A US lady has admitted to directing an all-female squadron in Syria for the so-called Islamic State and preparing assaults on American territory.
Allison Fluke-Ekren acknowledged to preparing over 100 women and girls for violence and pleaded guilty to one count of giving assistance to the gang. After leaving the United States in 2011, the mother and teacher-turned-IS commander worked with a terror cell in Libya before heading to Syria.
When she is sentenced in October, she might face a maximum of 20 years in jail.
After residing in Egypt and Turkey, Fluke-Ekren, 42, a former biology student and school teacher, traveled to Syria to join the organization. She was the commander of Khatiba Nusaybah, an all-female battalion located in Raqqa, Syria, before she joined IS.
According to police, her major task was to educate women and children how to use weaponry ranging from AK-47 rifles and grenades to suicide vests.
She acknowledged to training the all-female gang in a Virginia court on Tuesday, but maintained she never sought to recruit minors. According to CNN, she stated, "We didn't purposely train any underage ladies." At her sentence trial, several of the women she taught are likely to testify against her.
Fluke-Ekren also resided in Mosul, Iraq, when it was taken by IS forces under the alias Umm Mohammed al-Amriki.
One witness testified that her level of radicalization was "off the charts," a "11 or 12" on a scale of one to ten, according to prosecutors. She allegedly acknowledged to talking about terrorist strikes in the United States, including at a university and a shopping center.

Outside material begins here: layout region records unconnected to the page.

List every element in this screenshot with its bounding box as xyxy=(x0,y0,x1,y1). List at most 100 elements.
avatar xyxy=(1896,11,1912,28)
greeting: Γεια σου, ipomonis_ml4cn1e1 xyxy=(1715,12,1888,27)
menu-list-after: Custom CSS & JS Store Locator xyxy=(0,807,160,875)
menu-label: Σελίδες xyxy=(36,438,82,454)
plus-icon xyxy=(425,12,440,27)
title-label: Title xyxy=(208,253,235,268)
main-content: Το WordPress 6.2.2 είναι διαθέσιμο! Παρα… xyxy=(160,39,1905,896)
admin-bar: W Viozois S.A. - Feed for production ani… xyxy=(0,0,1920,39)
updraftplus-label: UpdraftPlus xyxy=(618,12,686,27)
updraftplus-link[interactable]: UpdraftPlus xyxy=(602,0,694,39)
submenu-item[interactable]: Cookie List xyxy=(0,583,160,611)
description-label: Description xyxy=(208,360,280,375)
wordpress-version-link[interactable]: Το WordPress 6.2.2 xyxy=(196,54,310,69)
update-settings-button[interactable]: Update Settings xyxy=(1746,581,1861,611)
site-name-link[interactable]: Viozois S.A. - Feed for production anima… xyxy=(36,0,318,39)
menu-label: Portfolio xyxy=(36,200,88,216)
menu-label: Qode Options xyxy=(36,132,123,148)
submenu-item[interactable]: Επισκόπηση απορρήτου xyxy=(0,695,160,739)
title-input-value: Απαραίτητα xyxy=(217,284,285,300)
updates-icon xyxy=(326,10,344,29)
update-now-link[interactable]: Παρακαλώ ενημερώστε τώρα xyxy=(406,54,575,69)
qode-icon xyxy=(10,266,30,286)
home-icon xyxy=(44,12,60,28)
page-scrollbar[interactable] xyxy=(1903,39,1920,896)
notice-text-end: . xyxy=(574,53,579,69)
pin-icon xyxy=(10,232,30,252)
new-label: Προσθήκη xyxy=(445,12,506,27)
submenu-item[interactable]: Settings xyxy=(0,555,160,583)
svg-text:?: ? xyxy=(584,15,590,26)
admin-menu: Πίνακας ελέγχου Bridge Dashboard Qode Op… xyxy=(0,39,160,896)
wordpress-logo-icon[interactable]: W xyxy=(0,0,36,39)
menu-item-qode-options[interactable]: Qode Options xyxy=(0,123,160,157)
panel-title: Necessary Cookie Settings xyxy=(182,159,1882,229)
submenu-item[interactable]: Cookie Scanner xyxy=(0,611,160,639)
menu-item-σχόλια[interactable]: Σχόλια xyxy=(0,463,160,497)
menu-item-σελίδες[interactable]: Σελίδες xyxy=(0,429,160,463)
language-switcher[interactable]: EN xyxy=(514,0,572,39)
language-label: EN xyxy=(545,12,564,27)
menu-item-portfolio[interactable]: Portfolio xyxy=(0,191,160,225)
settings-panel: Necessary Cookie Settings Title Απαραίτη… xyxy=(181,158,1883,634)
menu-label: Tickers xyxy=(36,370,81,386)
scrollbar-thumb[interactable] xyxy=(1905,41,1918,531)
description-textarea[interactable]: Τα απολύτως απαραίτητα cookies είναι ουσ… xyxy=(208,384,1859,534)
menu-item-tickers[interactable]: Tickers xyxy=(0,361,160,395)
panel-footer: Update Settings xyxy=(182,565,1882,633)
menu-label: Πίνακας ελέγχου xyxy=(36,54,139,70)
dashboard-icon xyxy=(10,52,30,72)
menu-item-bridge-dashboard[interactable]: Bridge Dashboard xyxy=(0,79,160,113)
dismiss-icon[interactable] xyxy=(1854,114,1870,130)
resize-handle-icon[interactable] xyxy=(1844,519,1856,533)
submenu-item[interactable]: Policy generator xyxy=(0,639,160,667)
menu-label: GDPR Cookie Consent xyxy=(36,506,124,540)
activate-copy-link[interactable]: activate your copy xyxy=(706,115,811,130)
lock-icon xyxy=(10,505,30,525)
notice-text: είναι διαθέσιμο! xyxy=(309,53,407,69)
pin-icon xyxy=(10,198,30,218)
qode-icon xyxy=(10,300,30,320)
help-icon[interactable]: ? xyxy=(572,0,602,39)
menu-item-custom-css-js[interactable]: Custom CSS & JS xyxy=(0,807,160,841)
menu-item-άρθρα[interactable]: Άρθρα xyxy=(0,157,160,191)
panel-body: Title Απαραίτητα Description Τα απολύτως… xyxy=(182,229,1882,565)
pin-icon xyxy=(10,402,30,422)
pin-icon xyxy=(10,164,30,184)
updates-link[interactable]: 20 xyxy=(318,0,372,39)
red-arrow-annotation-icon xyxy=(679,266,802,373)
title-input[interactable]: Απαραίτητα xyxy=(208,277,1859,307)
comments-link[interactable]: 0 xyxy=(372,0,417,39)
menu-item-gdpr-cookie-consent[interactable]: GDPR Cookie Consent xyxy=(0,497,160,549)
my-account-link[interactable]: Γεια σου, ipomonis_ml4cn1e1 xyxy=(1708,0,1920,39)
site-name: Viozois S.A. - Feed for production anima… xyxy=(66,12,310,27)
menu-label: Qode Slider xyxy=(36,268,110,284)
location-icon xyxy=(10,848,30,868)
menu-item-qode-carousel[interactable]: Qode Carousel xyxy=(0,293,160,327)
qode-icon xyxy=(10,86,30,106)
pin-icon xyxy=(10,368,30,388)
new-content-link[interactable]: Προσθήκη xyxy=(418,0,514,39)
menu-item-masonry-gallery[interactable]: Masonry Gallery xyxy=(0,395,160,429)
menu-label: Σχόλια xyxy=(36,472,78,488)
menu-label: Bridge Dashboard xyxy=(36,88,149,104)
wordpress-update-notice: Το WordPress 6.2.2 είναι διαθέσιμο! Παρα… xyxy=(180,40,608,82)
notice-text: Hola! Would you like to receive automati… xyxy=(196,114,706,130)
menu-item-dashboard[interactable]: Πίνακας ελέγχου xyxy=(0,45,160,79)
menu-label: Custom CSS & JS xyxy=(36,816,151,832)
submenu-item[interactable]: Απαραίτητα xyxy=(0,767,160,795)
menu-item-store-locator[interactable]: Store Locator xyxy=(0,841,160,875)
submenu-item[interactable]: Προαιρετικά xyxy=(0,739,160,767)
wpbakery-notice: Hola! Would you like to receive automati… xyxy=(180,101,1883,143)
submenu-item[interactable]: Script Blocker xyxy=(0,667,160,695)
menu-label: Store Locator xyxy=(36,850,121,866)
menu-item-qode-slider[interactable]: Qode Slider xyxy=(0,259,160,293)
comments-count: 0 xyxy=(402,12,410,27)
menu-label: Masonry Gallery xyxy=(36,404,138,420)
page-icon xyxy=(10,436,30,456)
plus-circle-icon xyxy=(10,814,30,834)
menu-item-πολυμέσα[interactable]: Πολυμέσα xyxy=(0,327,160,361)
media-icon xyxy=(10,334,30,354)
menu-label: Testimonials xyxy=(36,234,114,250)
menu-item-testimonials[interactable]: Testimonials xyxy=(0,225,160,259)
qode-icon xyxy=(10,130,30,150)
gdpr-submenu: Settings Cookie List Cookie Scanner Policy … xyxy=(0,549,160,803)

According to the plea deal, she "considered any assault that did not kill a high number of victims to be a waste of resources."
Her second spouse, according to the records, was a member of Ansar Al-Sharia, the terrorist group that stormed a US compound in Benghazi, Libya, in 2012.
After analyzing US papers recovered from the Benghazi attack, she and her husband, who was ultimately murdered in an airstrike, produced a report for the group's leadership.
She sobbed in court when the judge asked whether she was accepting the plea deal because of her huge family. Her relatives had already petitioned the court to prevent her from contacting them.
The family claim she created a "trail of treachery," according to one US prosecutor, and they may testify against her during her sentence on October 25.